Each fall, more than 3 million high school graduates enroll in postsecondary education as first-time college freshmen, and this transition to a residential college environment is associated with weight gain.
“About 75 percent of this population experiences weight gain during the transition,” said Patricia Cassano, professor in the Division of Nutritional Sciences, a shared unit of Cornell’s College of Human Ecology and College of Agriculture and Life Sciences. “With this in mind, it is important to identify biomarkers of risk that could guide its understanding and prevention.”
For the study, data on 172 freshmen were collected at the beginning and end of the academic year. Student assessments included questionnaires, physical measurements and dual energy X-ray absorptiometry to measure lean and fat mass, and blood collection for measurement of biomarkers.
Senior co-author Karsten Hiller, professor of bioinformatics and biochemistry at TU Braunschweig and a leading scientist in cellular metabolism, noted: “We developed techniques to investigate how metabolites are generated and how they are further metabolized. These techniques can be applied to unknown metabolites as well.”
The study shows a novel metabolic pathway for dietary glucose with erythritol, an unrecognized product of glucose metabolism. Results found that erythritol is not only absorbed from food but is also produced by the body. By substituting carbon atoms in glucose with “heavy” carbon (13C), the researchers followed the route of glucose throughout metabolism in the body.
The result was surprising. When participants drank 13C-labeled glucose, the labeled carbon was metabolized and appeared in blood erythritol after some time.
“This result proves that the body can synthesize the sugar alcohol itself,” said Hiller. “Erythritol is not consumed and released from the body unchanged; it has an impact on the metabolism of our body. This finding is in contrast to all previous assumptions.”
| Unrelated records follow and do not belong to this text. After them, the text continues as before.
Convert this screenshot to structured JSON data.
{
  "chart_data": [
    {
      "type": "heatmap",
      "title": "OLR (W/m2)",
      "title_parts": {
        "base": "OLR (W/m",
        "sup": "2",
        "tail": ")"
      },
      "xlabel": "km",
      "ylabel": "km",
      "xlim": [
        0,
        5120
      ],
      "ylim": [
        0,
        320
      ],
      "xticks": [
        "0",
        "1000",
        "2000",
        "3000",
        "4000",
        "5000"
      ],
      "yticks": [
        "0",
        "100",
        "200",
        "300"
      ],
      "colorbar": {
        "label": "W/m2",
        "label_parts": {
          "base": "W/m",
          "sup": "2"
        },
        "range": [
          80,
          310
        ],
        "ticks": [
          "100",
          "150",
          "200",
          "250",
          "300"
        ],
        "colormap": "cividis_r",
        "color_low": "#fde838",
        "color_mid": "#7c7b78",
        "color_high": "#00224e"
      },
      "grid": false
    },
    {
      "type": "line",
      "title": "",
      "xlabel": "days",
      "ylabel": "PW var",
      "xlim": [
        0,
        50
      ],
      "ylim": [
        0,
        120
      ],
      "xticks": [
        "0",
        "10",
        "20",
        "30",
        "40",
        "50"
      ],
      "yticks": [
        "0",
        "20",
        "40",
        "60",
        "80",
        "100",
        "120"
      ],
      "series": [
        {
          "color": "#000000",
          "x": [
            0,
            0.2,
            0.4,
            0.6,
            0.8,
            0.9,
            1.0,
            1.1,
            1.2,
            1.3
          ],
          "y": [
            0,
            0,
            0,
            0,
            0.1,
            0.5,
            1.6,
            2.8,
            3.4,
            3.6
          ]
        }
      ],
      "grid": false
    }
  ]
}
According to Cassano, “With the finding of a previously unrecognized metabolism of glucose to erythritol and given the erythritol-weight gain association, further research is needed to understand whether and how this pathway contributes to weight-gain risk.”
The exact interplay between increased erythritol concentrations in blood and the development of weight gain and fat mass is not yet understood, she said. It is not clear whether endogenous erythritol and/or exposure from food contributes to the erythritol-weight gain association.
Future research is being planned to investigate the role of erythritol in human metabolism and to clarify its role in the context of weight gain.
Cornell’s Katie C. Hootman and University of Luxembourg’s Jean-Pierre Trezzi are co-first authors of the study, with co-authors Kristin A. Guertin, Lindsay S. Burwell, Patrick J. Stover and Patricia A. Cassano from Cornell University, Xiangyi Dong and Christian Jaeger from the University of Luxembourg, and Lisa Kraemer and Karsten Hiller from TU Braunschweig.
Stephen D'Angelo is assistant director of communications for the College of Human Ecology.